Шум ветра

22
18
20
22
24
26
28
30

— Вы написали в заявлении и вот сейчас говорите, что у вас четверо детей, а по другим данным детей у вас трое.

Семерихин полез в карман за сигаретами, но не решился закурить, сунул пачку обратно.

— Один ребенок живет не с нами. Но он все равно мой, и жилплощадь ему положена.

— Где же он живет?

— Это, по-моему, никого не касается.

— Вы же знаете, что жилплощадь предоставляется только тем, кто фактически проживает в семье. Если ваш ребенок не живет с вами в старом доме, значит, вы не возьмете его и в новую квартиру.

— Что гадать о будущем? — сказал мужчина. — Вам со стороны легко судить, а вы в мою шкуру влезьте, тогда и скажете, могу я сына взять в новую семью или нет?

— И давно он не живет с вами?

— С самого дня рождения. Двенадцать лет собираюсь взять, и каждый раз возникают препятствия. Как ни кинь, а все выходит, лучше ему оставаться у чужих, чем ехать к родному отцу.

Семерихин снова вынул сигарету, стал мять ее пальцами.

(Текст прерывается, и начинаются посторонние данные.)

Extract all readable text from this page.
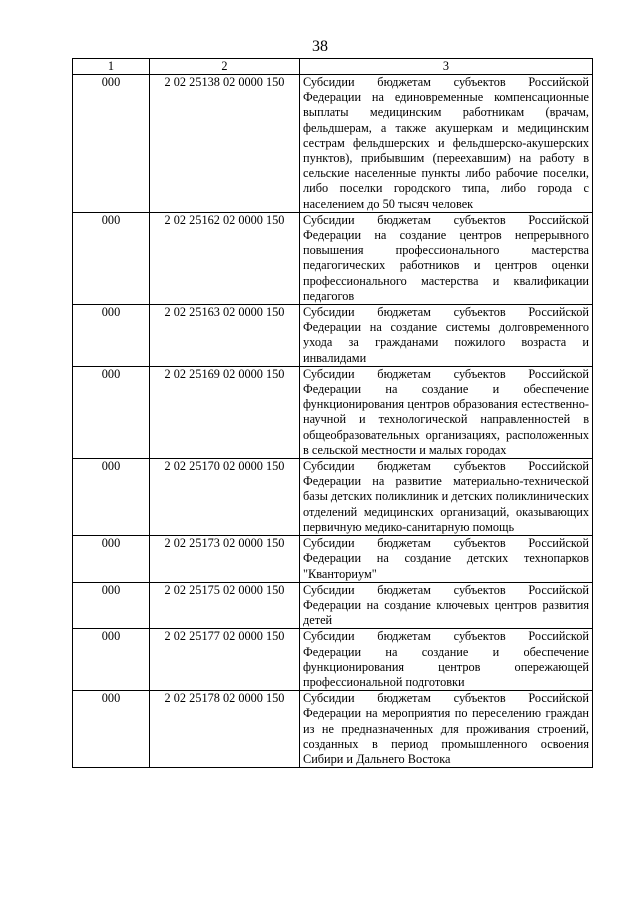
38
1	2	3
000	2 02 25138 02 0000 150	Субсидии бюджетам субъектов Российской Федерации на единовременные компенсационные выплаты медицинским работникам (врачам, фельдшерам, а также акушеркам и медицинским сестрам фельдшерских и фельдшерско-акушерских пунктов), прибывшим (переехавшим) на работу в сельские населенные пункты либо рабочие поселки, либо поселки городского типа, либо города с населением до 50 тысяч человек
000	2 02 25162 02 0000 150	Субсидии бюджетам субъектов Российской Федерации на создание центров непрерывного повышения профессионального мастерства педагогических работников и центров оценки профессионального мастерства и квалификации педагогов
000	2 02 25163 02 0000 150	Субсидии бюджетам субъектов Российской Федерации на создание системы долговременного ухода за гражданами пожилого возраста и инвалидами
000	2 02 25169 02 0000 150	Субсидии бюджетам субъектов Российской Федерации на создание и обеспечение функционирования центров образования естественно-научной и технологической направленностей в общеобразовательных организациях, расположенных в сельской местности и малых городах
000	2 02 25170 02 0000 150	Субсидии бюджетам субъектов Российской Федерации на развитие материально-технической базы детских поликлиник и детских поликлинических отделений медицинских организаций, оказывающих первичную медико-санитарную помощь
000	2 02 25173 02 0000 150	Субсидии бюджетам субъектов Российской Федерации на создание детских технопарков "Кванториум"
000	2 02 25175 02 0000 150	Субсидии бюджетам субъектов Российской Федерации на создание ключевых центров развития детей
000	2 02 25177 02 0000 150	Субсидии бюджетам субъектов Российской Федерации на создание и обеспечение функционирования центров опережающей профессиональной подготовки
000	2 02 25178 02 0000 150	Субсидии бюджетам субъектов Российской Федерации на мероприятия по переселению граждан из не предназначенных для проживания строений, созданных в период промышленного освоения Сибири и Дальнего Востока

— Разрешите? — спросил он.

— Курите, курите.

— Благодарю вас.

Зажег сигарету, глубоко затянулся. Полез в карман, вытащил платок, стал вытирать вспотевший лоб и лысину.

— Вы не думайте, что я какой-нибудь, знаете, хлюст, что ли, уклоняюсь от отцовского долга. Уверяю вас.

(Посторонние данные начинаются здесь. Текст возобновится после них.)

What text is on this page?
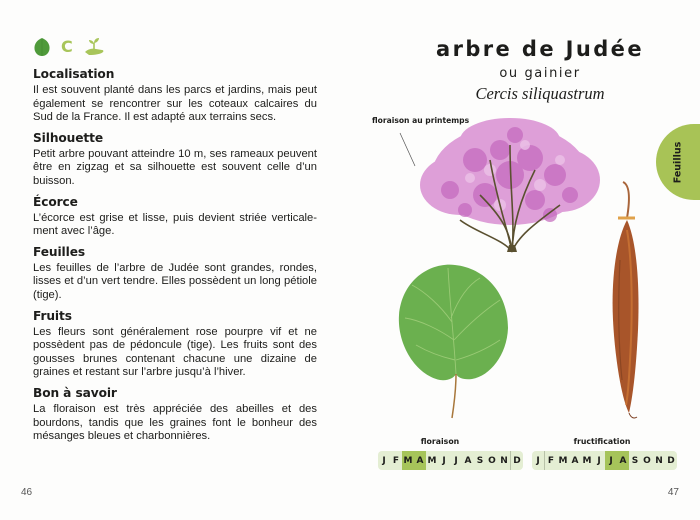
C
Localisation
Il est souvent planté dans les parcs et jardins, mais peut également se rencontrer sur les coteaux calcaires du Sud de la France. Il est adapté aux terrains secs.
Silhouette
Petit arbre pouvant atteindre 10 m, ses rameaux peuvent être en zigzag et sa silhouette est souvent celle d’un buisson.
Écorce
L’écorce est grise et lisse, puis devient striée verticalement avec l’âge.
Feuilles
Les feuilles de l’arbre de Judée sont grandes, rondes, lisses et d’un vert tendre. Elles possèdent un long pétiole (tige).
Fruits
Les fleurs sont généralement rose pourpre vif et ne possèdent pas de pédoncule (tige). Les fruits sont des gousses brunes contenant chacune une dizaine de graines et restant sur l’arbre jusqu’à l’hiver.
Bon à savoir
La floraison est très appréciée des abeilles et des bourdons, tandis que les graines font le bonheur des mésanges bleues et charbonnières.
46
arbre de Judée
ou gainier
Cercis siliquastrum
floraison au printemps
Feuillus
floraison
J F M A M J J A S O N D
fructification
J F M A M J J A S O N D
47
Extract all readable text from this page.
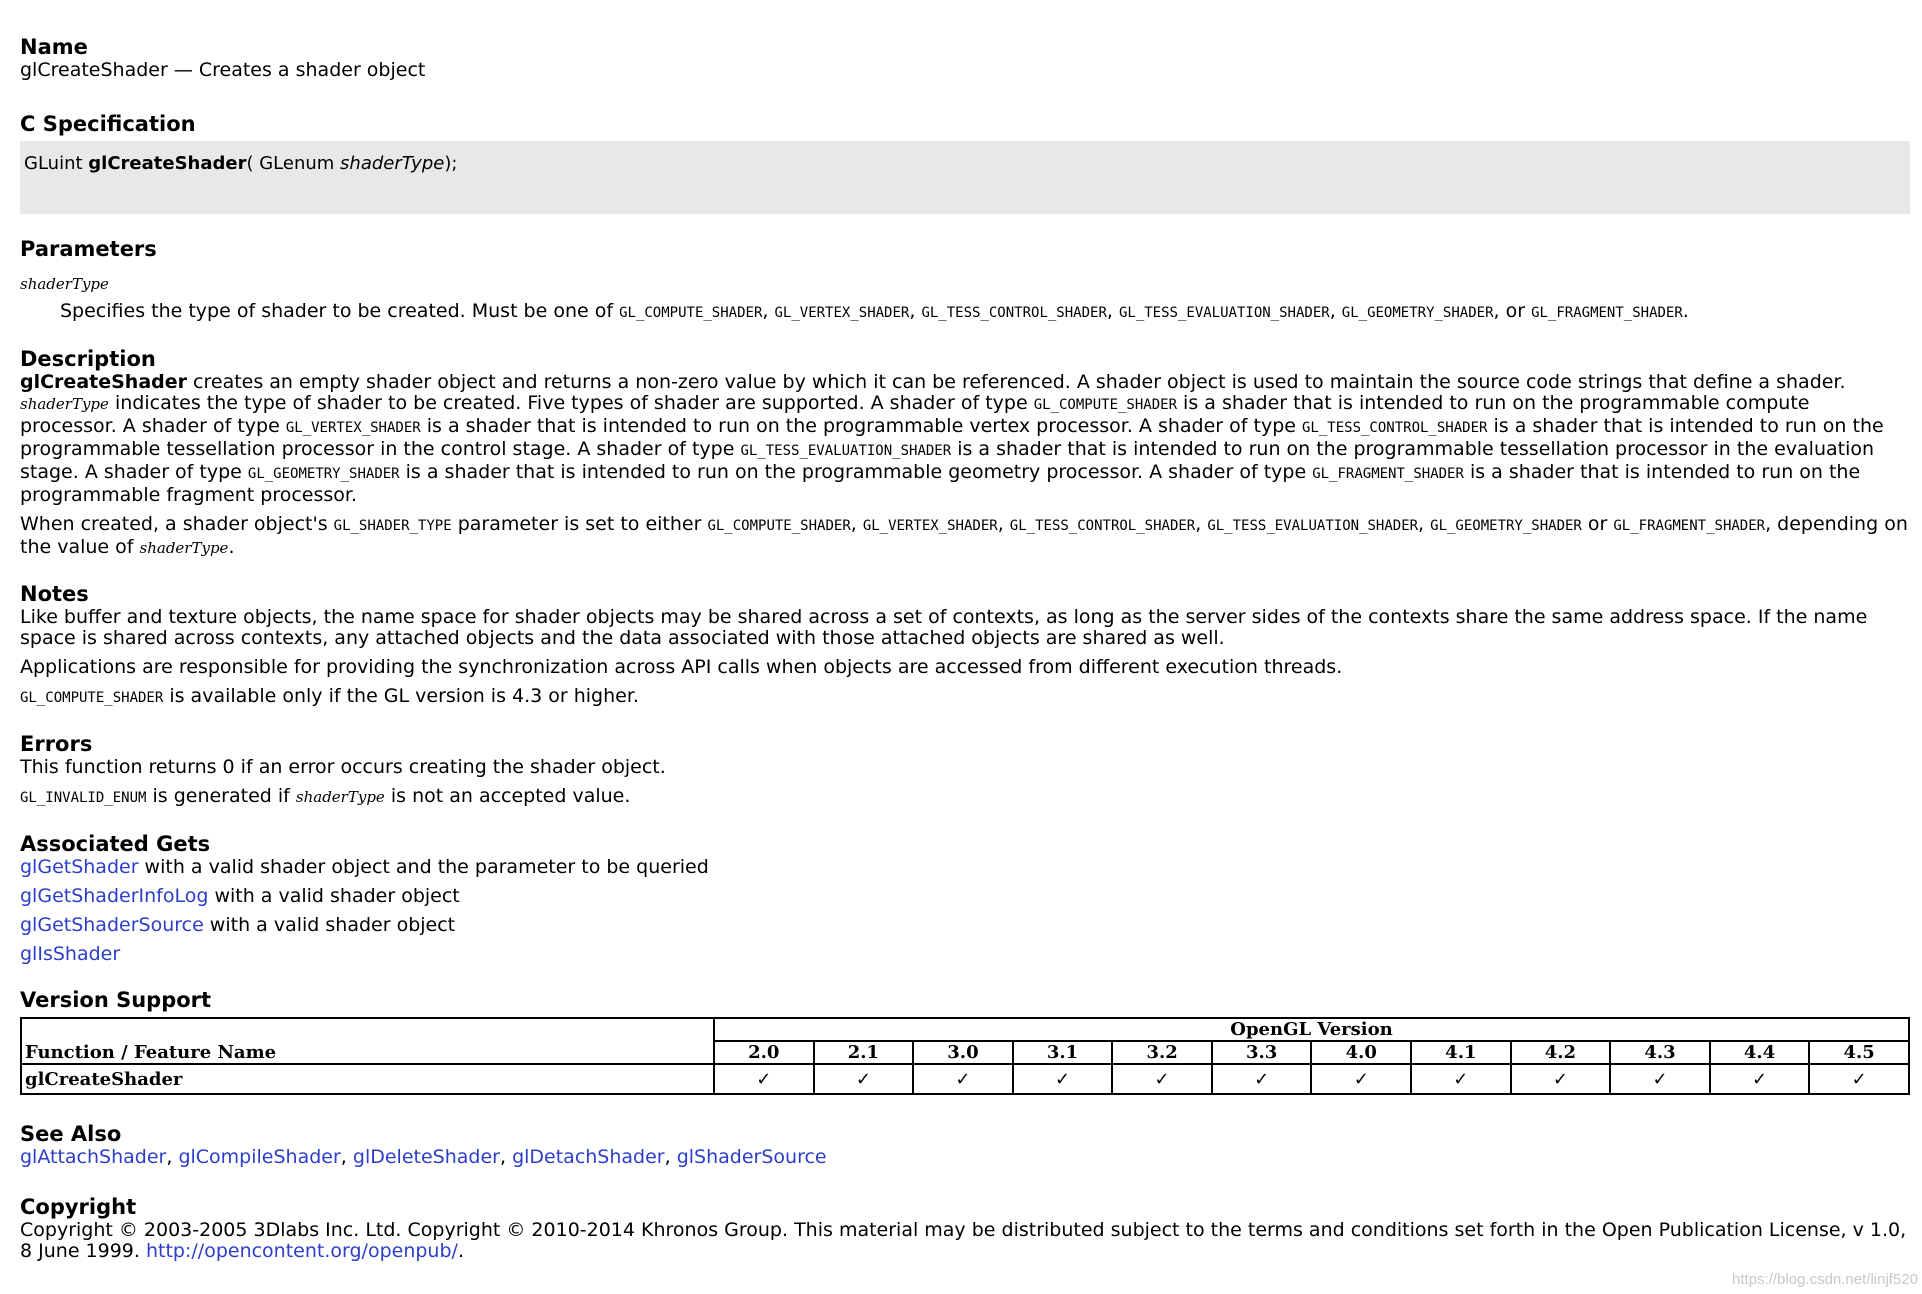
Name
glCreateShader — Creates a shader object
C Specification
GLuint glCreateShader( GLenum shaderType);
Parameters
shaderType
Specifies the type of shader to be created. Must be one of GL_COMPUTE_SHADER, GL_VERTEX_SHADER, GL_TESS_CONTROL_SHADER, GL_TESS_EVALUATION_SHADER, GL_GEOMETRY_SHADER, or GL_FRAGMENT_SHADER.
Description

glCreateShader creates an empty shader object and returns a non-zero value by which it can be referenced. A shader object is used to maintain the source code strings that define a shader. shaderType indicates the type of shader to be created. Five types of shader are supported. A shader of type GL_COMPUTE_SHADER is a shader that is intended to run on the programmable compute processor. A shader of type GL_VERTEX_SHADER is a shader that is intended to run on the programmable vertex processor. A shader of type GL_TESS_CONTROL_SHADER is a shader that is intended to run on the programmable tessellation processor in the control stage. A shader of type GL_TESS_EVALUATION_SHADER is a shader that is intended to run on the programmable tessellation processor in the evaluation stage. A shader of type GL_GEOMETRY_SHADER is a shader that is intended to run on the programmable geometry processor. A shader of type GL_FRAGMENT_SHADER is a shader that is intended to run on the programmable fragment processor.

When created, a shader object's GL_SHADER_TYPE parameter is set to either GL_COMPUTE_SHADER, GL_VERTEX_SHADER, GL_TESS_CONTROL_SHADER, GL_TESS_EVALUATION_SHADER, GL_GEOMETRY_SHADER or GL_FRAGMENT_SHADER, depending on the value of shaderType.

Notes

Like buffer and texture objects, the name space for shader objects may be shared across a set of contexts, as long as the server sides of the contexts share the same address space. If the name space is shared across contexts, any attached objects and the data associated with those attached objects are shared as well.

Applications are responsible for providing the synchronization across API calls when objects are accessed from different execution threads.

GL_COMPUTE_SHADER is available only if the GL version is 4.3 or higher.

Errors

This function returns 0 if an error occurs creating the shader object.

GL_INVALID_ENUM is generated if shaderType is not an accepted value.

Associated Gets

glGetShader with a valid shader object and the parameter to be queried

glGetShaderInfoLog with a valid shader object

glGetShaderSource with a valid shader object

glIsShader

Version Support
Function / Feature Name	OpenGL Version											
	2.0	2.1	3.0	3.1	3.2	3.3	4.0	4.1	4.2	4.3	4.4	4.5
glCreateShader	✓	✓	✓	✓	✓	✓	✓	✓	✓	✓	✓	✓
See Also
glAttachShader, glCompileShader, glDeleteShader, glDetachShader, glShaderSource
Copyright
Copyright © 2003-2005 3Dlabs Inc. Ltd. Copyright © 2010-2014 Khronos Group. This material may be distributed subject to the terms and conditions set forth in the Open Publication License, v 1.0, 8 June 1999. http://opencontent.org/openpub/.
https://blog.csdn.net/linjf520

— Почему же вы не берете его к себе?

— Кто знает, может, и возьму.

Семерихин пытался расположить к себе собеседницу, перешел на более задушевный тон.

— У сына нет матери, умерла при родах. Мальчик остался на руках у ее сестры. Женщина бездетная, медицинский работник. Она и воспитывает его как родного. Я честно скажу, виноват перед покойной женой. Нехорошо поступил, до сих пор мучаюсь. Работал я механиком на рудниках, часто уезжал в командировку, ну и связался с одной женщиной. А жена в то время была беременная. Связала в узелок бельишко, оставила мне старшего сына и подалась на станцию в пургу и лютый мороз. Чудом живая, добралась за пятьсот верст к своей сестре, там родила и скончалась.

Он погасил окурок и закурил новую сигарету.